During the process, then-MHP deputies Akşener and Koray Aydın were the main names that raised their voices against MHP Chairman Devlet Bahçeli, who has ruled the party since 1997. The group was later joined by the party's then-Vice Chairman Ümit Özdağ and a number of other deputies. As they failed to dislodge Bahçeli after a heated judicial process, they left the party in 2016. In October 2017, the İP was founded by the dissidents under the leadership of Akşener.
The IP's problems began before the June 24 elections as some prominent members resigned from parliamentarian candidacy due to uneasiness of their positions in the candidate lists. One of the founders of the party, Yusuf Halaçoğlu, publicly complained about his party's failure to nominate him. Also, the founder of the party's youth branch, Osman Ertürk Özel, who became one of IP's most public faces in the pre-election period, announced his withdrawal as his party's parliamentary nominee on his Twitter account, reportedly in reaction to his low position on the candidate lists. After the elections, scores of party members and several provincial heads resigned from the party after expressing their discontent with the results. The latest resignation was IP Deputy Chairperson Ayfer Yılmaz, who left earlier in July.

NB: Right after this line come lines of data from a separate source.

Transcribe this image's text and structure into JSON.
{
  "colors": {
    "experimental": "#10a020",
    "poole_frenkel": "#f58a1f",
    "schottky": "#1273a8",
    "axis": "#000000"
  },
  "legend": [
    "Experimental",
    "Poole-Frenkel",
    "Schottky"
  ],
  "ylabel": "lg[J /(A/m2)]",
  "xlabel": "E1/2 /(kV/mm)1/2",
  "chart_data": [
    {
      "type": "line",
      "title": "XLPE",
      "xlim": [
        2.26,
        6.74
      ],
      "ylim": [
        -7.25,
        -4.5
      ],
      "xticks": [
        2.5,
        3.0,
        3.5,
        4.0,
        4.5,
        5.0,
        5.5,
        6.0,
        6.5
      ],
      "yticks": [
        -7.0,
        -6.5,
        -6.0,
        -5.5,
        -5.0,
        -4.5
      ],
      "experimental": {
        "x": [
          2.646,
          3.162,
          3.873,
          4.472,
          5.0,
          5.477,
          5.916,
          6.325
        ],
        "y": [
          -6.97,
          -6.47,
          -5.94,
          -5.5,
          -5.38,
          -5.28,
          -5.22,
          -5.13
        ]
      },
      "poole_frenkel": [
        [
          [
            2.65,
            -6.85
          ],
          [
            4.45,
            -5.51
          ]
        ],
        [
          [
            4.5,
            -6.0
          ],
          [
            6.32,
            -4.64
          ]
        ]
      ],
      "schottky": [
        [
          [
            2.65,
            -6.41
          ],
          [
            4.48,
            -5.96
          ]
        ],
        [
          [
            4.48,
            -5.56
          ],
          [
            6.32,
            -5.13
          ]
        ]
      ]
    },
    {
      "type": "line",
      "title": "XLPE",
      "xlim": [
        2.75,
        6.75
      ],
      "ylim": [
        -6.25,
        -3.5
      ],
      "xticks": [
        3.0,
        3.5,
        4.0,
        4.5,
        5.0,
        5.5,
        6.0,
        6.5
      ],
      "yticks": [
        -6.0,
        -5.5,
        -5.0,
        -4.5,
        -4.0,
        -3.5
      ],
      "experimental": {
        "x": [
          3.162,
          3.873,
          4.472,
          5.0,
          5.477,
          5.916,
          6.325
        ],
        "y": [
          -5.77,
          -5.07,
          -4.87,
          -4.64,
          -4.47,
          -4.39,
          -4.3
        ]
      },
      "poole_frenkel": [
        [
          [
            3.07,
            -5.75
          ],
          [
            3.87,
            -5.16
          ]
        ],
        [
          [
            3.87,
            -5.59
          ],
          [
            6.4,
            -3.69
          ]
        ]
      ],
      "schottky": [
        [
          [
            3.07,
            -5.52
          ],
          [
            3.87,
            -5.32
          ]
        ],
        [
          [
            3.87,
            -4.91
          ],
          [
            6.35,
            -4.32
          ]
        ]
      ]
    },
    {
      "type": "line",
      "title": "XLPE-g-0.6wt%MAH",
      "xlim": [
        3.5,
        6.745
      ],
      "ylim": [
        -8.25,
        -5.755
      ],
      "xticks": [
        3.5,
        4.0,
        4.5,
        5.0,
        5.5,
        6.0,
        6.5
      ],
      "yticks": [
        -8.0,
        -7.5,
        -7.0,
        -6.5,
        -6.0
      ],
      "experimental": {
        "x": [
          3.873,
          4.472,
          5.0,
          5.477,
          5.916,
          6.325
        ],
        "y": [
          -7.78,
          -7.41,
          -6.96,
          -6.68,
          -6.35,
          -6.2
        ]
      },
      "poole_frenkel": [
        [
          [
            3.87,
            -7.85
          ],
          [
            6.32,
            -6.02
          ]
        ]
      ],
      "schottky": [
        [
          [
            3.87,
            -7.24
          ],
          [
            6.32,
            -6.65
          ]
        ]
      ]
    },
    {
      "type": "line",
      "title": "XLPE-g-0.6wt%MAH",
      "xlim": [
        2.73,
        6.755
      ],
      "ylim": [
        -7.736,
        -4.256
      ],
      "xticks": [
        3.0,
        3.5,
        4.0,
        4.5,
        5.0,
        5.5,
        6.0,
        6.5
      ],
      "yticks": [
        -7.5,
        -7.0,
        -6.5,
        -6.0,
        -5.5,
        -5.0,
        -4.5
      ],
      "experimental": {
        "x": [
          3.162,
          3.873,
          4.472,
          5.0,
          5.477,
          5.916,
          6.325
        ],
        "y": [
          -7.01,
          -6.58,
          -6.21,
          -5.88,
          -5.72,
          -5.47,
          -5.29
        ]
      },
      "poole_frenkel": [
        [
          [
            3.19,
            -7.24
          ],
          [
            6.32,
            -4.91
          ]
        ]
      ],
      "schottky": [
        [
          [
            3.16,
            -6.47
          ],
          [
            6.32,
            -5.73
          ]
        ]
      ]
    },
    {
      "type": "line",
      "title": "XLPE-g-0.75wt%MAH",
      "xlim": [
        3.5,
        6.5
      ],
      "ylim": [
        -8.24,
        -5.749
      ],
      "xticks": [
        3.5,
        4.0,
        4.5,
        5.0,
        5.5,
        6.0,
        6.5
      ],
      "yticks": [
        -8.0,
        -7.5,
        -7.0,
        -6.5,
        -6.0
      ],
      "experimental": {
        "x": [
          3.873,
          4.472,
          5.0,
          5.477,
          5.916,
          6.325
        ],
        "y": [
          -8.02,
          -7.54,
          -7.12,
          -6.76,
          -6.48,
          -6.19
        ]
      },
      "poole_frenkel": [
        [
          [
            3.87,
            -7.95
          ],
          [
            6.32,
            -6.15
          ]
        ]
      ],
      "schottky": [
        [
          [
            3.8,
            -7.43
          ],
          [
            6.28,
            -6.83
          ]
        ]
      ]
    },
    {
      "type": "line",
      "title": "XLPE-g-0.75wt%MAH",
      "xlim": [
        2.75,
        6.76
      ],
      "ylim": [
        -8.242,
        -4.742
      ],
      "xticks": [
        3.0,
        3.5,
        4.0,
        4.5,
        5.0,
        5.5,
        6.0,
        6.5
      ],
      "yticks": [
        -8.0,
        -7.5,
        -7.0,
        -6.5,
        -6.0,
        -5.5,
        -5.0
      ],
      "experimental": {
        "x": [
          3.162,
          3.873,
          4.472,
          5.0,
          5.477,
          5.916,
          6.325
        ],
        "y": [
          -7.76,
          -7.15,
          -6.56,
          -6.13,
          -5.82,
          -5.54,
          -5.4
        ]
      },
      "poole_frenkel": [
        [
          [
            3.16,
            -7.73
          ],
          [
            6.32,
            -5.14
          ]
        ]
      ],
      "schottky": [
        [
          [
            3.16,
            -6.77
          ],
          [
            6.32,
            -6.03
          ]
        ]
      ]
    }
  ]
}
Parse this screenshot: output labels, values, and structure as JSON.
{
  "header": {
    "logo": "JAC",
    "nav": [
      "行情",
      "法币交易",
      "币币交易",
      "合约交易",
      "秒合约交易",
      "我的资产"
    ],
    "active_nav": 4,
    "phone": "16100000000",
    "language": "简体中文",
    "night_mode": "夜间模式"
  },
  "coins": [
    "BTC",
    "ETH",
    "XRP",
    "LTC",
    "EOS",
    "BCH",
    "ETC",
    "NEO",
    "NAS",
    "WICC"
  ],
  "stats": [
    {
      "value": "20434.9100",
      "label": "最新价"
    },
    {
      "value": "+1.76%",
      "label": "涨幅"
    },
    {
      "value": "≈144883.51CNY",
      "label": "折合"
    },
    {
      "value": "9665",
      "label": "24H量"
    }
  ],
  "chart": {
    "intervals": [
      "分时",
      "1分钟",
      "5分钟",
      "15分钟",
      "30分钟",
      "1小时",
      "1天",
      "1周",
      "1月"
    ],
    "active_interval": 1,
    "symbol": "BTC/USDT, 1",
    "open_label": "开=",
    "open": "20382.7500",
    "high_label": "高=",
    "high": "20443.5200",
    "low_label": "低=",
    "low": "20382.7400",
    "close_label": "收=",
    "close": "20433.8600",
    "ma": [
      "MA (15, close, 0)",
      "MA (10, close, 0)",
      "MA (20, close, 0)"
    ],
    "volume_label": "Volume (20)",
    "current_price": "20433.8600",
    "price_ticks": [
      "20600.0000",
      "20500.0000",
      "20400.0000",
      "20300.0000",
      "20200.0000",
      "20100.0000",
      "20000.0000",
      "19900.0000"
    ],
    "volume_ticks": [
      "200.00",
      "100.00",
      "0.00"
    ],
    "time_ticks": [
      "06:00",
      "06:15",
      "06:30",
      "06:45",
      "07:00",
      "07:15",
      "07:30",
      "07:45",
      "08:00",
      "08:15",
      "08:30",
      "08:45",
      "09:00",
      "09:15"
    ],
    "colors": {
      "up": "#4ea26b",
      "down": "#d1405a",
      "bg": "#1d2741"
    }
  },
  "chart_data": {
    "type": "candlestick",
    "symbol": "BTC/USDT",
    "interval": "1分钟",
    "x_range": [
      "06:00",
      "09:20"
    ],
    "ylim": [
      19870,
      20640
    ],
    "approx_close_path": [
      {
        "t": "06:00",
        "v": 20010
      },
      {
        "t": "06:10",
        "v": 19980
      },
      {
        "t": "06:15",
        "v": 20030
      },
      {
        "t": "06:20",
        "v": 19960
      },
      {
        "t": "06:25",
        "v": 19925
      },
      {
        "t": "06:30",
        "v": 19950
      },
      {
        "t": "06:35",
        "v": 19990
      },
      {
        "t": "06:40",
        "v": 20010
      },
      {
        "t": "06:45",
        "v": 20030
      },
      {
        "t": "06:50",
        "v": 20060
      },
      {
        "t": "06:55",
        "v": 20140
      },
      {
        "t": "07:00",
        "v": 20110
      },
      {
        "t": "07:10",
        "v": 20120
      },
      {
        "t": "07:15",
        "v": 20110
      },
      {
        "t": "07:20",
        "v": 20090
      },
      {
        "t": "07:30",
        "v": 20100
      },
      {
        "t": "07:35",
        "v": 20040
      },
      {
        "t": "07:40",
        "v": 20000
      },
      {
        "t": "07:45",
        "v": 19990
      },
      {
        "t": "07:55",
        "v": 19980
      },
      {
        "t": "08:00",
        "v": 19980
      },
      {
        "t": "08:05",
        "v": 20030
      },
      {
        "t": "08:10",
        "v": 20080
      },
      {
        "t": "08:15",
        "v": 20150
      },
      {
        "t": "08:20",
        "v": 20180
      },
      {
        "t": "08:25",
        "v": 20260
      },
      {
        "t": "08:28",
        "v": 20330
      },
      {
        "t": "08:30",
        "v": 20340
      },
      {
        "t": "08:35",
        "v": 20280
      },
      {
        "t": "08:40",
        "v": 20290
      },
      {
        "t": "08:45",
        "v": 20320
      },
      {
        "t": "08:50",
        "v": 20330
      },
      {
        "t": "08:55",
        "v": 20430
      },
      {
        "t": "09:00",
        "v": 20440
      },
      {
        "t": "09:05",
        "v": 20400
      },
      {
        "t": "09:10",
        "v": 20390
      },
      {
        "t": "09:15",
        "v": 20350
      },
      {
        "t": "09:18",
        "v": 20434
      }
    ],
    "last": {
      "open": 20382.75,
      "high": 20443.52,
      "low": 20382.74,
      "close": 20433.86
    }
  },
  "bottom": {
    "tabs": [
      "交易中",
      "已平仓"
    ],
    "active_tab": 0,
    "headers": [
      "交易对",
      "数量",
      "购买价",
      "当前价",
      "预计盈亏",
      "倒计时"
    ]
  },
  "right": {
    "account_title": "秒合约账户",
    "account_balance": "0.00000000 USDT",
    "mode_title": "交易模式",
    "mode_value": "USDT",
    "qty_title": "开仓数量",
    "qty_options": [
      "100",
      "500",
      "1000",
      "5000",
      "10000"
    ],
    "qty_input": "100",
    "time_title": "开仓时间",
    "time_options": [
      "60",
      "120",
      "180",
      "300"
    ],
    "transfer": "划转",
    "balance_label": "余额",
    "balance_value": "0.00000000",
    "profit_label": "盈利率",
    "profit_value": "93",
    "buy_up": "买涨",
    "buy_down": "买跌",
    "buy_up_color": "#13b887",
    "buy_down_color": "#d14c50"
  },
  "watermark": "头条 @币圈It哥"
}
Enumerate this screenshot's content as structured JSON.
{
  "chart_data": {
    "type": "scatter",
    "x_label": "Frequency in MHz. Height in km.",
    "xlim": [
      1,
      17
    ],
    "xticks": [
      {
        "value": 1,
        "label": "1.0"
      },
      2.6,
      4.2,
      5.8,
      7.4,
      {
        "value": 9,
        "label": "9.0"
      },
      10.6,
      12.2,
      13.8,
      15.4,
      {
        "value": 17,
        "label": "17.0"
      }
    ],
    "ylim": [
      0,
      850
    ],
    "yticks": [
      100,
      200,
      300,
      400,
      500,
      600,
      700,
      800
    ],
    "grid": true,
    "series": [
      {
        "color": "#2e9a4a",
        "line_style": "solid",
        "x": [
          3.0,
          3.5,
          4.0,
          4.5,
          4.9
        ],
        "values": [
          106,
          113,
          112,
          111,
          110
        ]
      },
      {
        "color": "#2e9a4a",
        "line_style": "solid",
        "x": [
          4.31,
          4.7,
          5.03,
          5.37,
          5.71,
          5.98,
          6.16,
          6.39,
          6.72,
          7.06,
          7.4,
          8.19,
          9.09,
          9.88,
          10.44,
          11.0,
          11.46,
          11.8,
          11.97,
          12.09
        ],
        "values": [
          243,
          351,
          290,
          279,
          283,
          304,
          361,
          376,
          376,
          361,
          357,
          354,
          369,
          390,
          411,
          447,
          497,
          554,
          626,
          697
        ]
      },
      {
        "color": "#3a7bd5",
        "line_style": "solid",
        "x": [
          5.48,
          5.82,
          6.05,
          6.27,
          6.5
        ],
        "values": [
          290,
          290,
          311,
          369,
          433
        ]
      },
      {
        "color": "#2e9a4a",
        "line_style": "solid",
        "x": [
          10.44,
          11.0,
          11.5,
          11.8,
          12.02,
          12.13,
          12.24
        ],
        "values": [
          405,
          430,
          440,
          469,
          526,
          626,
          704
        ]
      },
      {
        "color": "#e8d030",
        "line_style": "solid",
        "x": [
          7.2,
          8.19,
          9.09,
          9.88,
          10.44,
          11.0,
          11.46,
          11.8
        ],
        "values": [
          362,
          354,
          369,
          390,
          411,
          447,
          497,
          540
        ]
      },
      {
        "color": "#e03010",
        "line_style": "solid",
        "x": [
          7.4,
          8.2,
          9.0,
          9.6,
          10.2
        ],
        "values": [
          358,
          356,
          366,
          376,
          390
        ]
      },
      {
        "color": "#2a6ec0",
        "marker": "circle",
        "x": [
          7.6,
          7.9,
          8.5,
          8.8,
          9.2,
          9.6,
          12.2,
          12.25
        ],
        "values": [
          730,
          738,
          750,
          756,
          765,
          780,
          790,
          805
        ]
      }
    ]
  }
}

On Aug. 6, three founding members of the IP – Yusuf Halaçoğlu, Özcan Yeniçeri and Nevzat Bor – resigned from the party to protest policies of the party's administration. Halaçoğlu and Yeniçeri were also former MHP deputies.
The trio shared a statement to the press regarding their resignations holding the party administration accountable for the unsuccessful results of the June 24 elections and blamed them of "disloyalty" in preparing the deputy lists.
"The party administration opted for figures who joined the party later, while founding members were pushed aside," Halaçoğlu, who read the statement on behalf of the resigned trio, said in a news conference.
The resignations are expected to have a devastating effect on the party, which has been engulfed in intraparty debates since the party's poor June 24 election results.